KBRA: Non-prime ABS pools contain contracts with modifications at volume levels as high as 21%

NEW YORK – 

Kroll Bond Rating Agency is seeing some finance companies — especially in non-prime — holding securitized pools of auto paper with contract modification levels as high as 21%.

The noteworthy trends came via KBRA’s May auto loan indices when analysts examined the asset-backed securities market. KBRA indicated May remittance reports showed improving securitized auto loan credit performance during the April collection period, despite the unemployment rate rising to a “previously unimaginable” 14.7% during the month.

Analysts determined early-stage delinquencies (30 to 59 days past due) fell 30 basis points month-over-month and 27 basis points year-over-year to 0.80% in their prime index, while the percentage of non-prime contract holder in the early stages of delinquency fell to 6.97%, down 108 basis points month-over-moth and 140 basis points year-over-year.

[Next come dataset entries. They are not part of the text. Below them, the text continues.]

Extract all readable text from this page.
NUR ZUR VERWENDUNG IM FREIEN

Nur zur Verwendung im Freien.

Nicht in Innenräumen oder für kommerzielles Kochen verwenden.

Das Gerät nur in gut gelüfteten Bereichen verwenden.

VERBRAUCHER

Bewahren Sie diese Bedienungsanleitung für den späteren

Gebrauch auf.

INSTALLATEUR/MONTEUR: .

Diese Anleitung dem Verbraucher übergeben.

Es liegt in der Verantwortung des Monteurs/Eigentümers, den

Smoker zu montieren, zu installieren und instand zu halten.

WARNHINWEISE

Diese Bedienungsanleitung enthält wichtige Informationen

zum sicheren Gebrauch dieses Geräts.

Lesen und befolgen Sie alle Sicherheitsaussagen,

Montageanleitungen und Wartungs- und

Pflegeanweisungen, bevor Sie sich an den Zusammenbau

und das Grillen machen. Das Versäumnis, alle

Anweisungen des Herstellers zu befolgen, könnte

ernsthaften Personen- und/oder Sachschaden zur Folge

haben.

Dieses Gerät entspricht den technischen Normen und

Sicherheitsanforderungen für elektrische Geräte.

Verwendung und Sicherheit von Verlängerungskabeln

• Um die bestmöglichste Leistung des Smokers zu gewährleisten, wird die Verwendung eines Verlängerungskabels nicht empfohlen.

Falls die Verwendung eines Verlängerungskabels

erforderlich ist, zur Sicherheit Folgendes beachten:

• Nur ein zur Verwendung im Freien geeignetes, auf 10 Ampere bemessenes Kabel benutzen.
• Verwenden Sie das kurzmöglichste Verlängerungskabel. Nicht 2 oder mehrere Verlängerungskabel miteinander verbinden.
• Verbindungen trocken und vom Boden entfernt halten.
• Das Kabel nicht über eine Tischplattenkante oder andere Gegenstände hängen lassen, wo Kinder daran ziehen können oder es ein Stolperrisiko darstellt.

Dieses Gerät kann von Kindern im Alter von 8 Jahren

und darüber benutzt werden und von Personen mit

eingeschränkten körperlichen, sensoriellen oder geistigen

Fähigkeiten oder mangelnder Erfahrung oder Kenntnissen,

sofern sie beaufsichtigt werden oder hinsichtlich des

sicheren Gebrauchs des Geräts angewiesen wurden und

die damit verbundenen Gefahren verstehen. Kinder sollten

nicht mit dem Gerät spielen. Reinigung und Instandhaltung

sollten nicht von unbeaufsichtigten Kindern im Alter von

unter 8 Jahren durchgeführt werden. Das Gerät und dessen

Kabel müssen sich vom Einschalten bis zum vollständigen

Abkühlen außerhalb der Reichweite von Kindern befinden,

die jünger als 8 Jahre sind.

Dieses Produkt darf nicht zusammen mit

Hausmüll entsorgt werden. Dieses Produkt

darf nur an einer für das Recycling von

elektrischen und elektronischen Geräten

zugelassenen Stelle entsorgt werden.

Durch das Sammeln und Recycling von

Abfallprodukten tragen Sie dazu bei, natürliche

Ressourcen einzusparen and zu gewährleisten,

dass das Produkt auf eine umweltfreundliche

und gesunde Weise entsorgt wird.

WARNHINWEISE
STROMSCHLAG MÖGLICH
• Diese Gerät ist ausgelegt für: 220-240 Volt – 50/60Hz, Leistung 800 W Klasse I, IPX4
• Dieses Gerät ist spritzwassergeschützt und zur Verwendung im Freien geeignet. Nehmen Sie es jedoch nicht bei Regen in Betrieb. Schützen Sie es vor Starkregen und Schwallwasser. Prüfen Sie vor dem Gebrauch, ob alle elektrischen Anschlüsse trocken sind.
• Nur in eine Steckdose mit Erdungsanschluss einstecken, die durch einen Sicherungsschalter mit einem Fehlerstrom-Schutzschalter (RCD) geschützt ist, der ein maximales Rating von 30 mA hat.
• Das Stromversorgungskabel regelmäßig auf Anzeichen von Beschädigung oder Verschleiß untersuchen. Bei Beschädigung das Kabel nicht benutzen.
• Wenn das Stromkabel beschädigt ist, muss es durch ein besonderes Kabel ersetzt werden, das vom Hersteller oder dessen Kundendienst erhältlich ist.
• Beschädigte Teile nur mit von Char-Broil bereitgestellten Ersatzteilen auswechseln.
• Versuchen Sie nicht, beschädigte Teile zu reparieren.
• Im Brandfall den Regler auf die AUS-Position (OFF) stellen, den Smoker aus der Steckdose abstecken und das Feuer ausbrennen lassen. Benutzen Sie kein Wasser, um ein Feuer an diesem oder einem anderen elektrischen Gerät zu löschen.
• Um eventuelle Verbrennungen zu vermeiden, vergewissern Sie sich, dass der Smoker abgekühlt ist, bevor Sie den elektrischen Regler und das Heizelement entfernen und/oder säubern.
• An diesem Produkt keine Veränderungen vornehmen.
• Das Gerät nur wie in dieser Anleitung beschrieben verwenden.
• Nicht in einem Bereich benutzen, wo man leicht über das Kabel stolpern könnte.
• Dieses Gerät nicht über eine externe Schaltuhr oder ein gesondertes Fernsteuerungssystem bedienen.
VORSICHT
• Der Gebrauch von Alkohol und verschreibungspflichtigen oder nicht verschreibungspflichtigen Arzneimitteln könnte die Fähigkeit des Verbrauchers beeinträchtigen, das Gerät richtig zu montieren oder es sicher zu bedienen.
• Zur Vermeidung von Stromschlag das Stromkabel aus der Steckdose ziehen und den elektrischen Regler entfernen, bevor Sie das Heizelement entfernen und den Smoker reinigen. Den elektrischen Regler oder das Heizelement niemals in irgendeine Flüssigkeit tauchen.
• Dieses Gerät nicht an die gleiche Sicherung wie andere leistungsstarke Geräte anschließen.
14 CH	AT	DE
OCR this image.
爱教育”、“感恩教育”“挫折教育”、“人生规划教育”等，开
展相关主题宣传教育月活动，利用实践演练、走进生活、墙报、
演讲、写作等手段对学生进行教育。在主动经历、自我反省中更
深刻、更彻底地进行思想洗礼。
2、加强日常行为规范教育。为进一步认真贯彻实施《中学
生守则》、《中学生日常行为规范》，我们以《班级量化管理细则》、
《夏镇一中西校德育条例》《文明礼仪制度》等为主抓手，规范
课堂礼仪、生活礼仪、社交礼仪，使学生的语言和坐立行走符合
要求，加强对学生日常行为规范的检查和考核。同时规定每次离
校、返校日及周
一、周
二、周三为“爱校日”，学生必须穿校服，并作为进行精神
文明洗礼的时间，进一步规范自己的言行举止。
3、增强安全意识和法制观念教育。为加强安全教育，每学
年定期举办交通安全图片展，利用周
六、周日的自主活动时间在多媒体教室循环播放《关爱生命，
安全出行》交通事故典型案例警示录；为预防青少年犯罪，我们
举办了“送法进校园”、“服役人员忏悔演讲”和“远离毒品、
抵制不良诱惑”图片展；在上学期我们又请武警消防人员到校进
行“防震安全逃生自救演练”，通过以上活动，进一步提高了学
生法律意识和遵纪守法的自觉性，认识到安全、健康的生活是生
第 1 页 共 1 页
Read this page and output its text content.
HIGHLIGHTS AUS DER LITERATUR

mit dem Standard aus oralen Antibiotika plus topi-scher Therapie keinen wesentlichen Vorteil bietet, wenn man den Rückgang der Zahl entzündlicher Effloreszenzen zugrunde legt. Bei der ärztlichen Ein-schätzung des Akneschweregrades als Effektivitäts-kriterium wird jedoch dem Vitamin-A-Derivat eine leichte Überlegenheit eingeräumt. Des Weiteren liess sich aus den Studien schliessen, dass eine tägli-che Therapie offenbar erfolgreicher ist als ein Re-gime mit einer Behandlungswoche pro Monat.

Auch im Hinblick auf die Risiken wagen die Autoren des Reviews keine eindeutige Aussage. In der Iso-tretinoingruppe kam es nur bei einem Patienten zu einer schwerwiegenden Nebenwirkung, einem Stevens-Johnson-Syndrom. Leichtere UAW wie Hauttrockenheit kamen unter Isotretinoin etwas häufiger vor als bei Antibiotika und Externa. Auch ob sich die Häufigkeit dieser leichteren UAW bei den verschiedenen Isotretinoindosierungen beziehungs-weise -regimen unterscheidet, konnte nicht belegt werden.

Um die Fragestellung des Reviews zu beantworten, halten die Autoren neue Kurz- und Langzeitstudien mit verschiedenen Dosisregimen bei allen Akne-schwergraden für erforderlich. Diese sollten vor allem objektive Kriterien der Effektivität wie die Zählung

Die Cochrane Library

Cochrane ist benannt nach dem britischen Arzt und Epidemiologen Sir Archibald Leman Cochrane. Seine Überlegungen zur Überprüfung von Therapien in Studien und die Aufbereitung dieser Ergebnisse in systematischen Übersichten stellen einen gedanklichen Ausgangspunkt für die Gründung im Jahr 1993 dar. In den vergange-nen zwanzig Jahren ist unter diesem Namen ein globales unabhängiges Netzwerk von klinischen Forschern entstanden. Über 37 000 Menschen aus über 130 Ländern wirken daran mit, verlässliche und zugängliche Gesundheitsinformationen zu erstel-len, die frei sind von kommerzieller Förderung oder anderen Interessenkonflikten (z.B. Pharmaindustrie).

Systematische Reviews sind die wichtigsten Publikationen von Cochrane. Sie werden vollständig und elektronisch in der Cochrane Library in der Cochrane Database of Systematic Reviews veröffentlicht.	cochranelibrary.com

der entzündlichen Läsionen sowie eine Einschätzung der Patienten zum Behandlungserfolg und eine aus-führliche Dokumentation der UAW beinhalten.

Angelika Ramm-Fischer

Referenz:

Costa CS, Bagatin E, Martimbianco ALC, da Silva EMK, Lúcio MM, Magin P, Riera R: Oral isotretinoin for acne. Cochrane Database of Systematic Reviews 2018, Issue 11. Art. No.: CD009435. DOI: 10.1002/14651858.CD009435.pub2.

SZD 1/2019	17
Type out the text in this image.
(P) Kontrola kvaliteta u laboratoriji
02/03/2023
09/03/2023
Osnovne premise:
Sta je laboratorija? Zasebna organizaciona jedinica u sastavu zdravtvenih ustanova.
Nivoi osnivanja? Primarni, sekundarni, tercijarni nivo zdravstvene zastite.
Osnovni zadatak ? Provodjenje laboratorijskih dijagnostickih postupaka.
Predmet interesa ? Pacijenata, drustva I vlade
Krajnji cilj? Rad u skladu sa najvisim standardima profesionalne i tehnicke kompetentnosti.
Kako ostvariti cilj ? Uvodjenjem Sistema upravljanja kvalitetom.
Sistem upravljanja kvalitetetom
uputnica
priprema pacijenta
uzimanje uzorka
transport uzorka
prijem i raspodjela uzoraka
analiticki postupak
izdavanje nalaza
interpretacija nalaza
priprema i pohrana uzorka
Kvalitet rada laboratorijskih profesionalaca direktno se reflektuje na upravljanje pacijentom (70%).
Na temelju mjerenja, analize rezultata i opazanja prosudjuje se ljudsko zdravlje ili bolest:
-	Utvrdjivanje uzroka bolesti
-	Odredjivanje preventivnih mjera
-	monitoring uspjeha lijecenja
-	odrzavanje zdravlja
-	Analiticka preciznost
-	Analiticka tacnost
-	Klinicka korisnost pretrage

KBRA then shared that later stage delinquencies (more than 60 days past due) also decreased month-over-month in both indices, but the declines were more modest.

“Enhanced unemployment benefits and federal stimulus checks likely played some part in lowering delinquency rates in April, as we believe most securitized auto loan borrowers were eligible for at least some level of stimulus,” analysts said in the latest report.

“However, we think the large percentage of borrowers receiving payment relief during the month, in the form of loan extensions, was the main driver,” they continued.

KBRA elaborated about that assessment by uncovering information from those ABS shelves that report asset-level disclosures.

Analysts discovered the percentage of consumers with an actively modified contract ranged from 2.0% to 12.1% for securitized prime auto pools and 7.1% to 21.3% for non-prime pools at the end of April. As KBRA put it, that’s “up significantly from prior months.”

Those efforts to help consumers further showed when KBRA pointed out its analysis of May’s asset-level disclosures also showed credit metrics improving during the April collection period.

The percentage of prime and non-prime contract holders who went from 30 days delinquent to current rose 903 basis points to 47.4% and 1,167 basis points to 40.8%, respectively, versus the previous month, according to KBRA.

Meanwhile, analysts added the percentage of prime contract holders who rolled from more than 60 days past due to charge-off fell 164 basis point to 13.7%, while the percentage of nonprime contract holders moving from 60-plus days delinquent to charge-off tumbled 343 basis points to 20.0%.